Crikey's theatre blog

REVIEW: The Seed | Fairfax Studio, Melbourne

   

Max Gillies and Tony Martin in The Seed | Fairfax Studio (Pic: Jeff Busby)

It should have been a cracker. A sharp and deeply personal script. A talented and experienced cast. Sadly for the audience, The Seed is more a damp squib.

The story is promising. Three generations of the Maloney family — daughter, father and grandfather — come together to celebrate their collective birthday in a living room in Nottingham. For Rose (Sara Gleeson), a writer, this is her chance to excavate her family history; it’s the first time she’s met her grandfather and she’s brought along her dictaphone to record his memories. For her dad, Danny (Tony Martin), it’s his return to the mother country to face his father and the life he fled. For her grandfather, the staunch Irish republican Brian (Max Gillies), it’s time to show his family who’s still in charge.

In an extraordinary coincidence, not only is it all their birthdays, it’s also Guy Fawkes Night. But in Brian’s house there’ll be no celebration of the foiling of the Gunpowder Plot. To him, Guy Fawkes is a kindred spirit: they both wanted to blow the English dogs sky-high. Brian sees himself as a soldier of the IRA and he’s bred a family of fighters. Danny fought in Vietnam and is still bearing the scars. As for Rose, her battles are more personal, but she’s just as strong as the men.

Here the production falters. The Maloney family are tough nuts, hard and resilient and quick to anger. In director Anne-Louise Sarks’ production, however, we never see their fighting spirit — everyone’s a bit too ponderous and heavy.

This wasn’t helped, on opening night, by some fluffing of lines and slow cues. This will likely right itself over the next week, but the central problem won’t be solved: the peculiar casting.

Max Gillies is beloved as one of Australia’s finest satirists, with decades of experience in political comedy on stage and television. He is a gifted stage clown and that’s not a natural fit for the tough and bitter fighter, Brian. His own son and granddaughter are terrified of him but we see no reason for this in this production. At Brian’s retelling of some of the violent acts he committed for the IRA, there was laughter in the audience, as if it was all part of some elaborate joke.

There’s obviously an expectation for Gillies to be comic and a strong performance could have shaken this off to deliver a blistering and stinging surprise to the audience. This isn’t that performance, however, and we get more old codger than tough tyrant.

Tony Martin’s Danny fares better as the Vietnam vet who is caught between worlds. Born in Nottingham to an Irish father, Danny left for Australia as a ten-pound pom when his family got too much for him. It’s a strong performance but it doesn’t reach the peaks required when he finally is forced to confront his father over the past.

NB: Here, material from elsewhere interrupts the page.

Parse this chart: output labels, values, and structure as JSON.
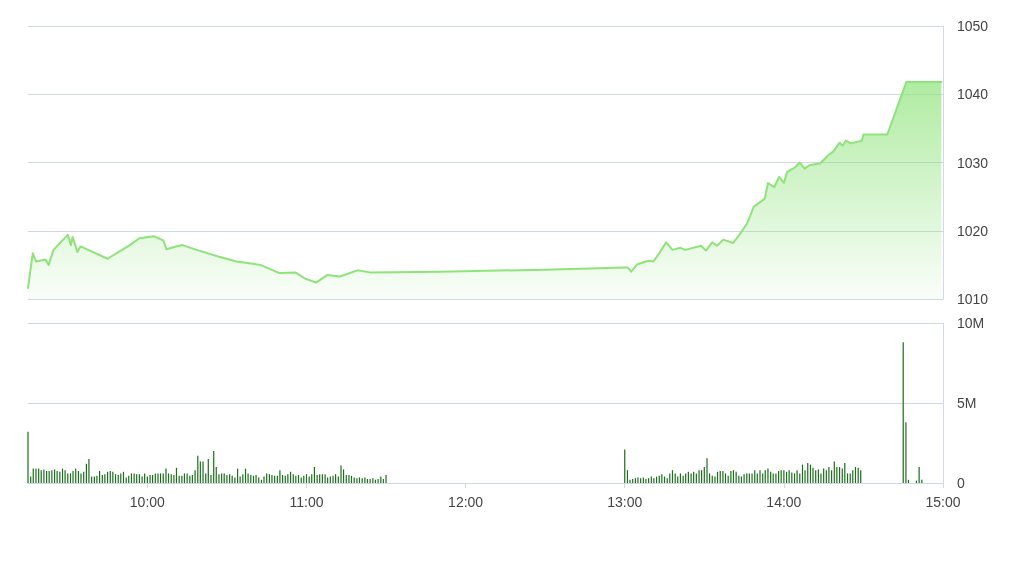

The play itself is particularly autobiographical and told almost entirely from daughter Rose’s point of view. Part narrator, part provocateur, Rose reveals herself to the audience in an honest, raw and not always flattering manner.

When the play was first performed in 2007, in Sydney at Downstairs Belvoir, the playwright Kate Mulvany played the part of Rose. When I saw Mulvany play the role, it was an extraordinary performance where she, as both actor and playwright, was in complete control of the stage.

Sara Gleeson has quite the challenge to live up to. There’s an extra layer of removal here: it’s not her own story she’s telling. The difference is most striking when we see Rose at her most vulnerable: Gleeson skims over the hard flinty rage of the character, we see a much nicer, less thorny Rose and lose the deep resonance of the writer unflinchingly revealing herself and her own dark fears on the stage.

The staging puts the focus squarely on the actors. Played out on the stripped back Fairfax stage (design by Christina Smith), the lighting (Matt Scott) and sound design (Jethro Woodward) keep our attention firmly fixed on the performances of the cast.

We expect fireworks. We get more of a fizzle.

The details: The Seed is at the Fairfax Studio, Arts Centre Melbourne, until April 4. Tickets on the MTC website.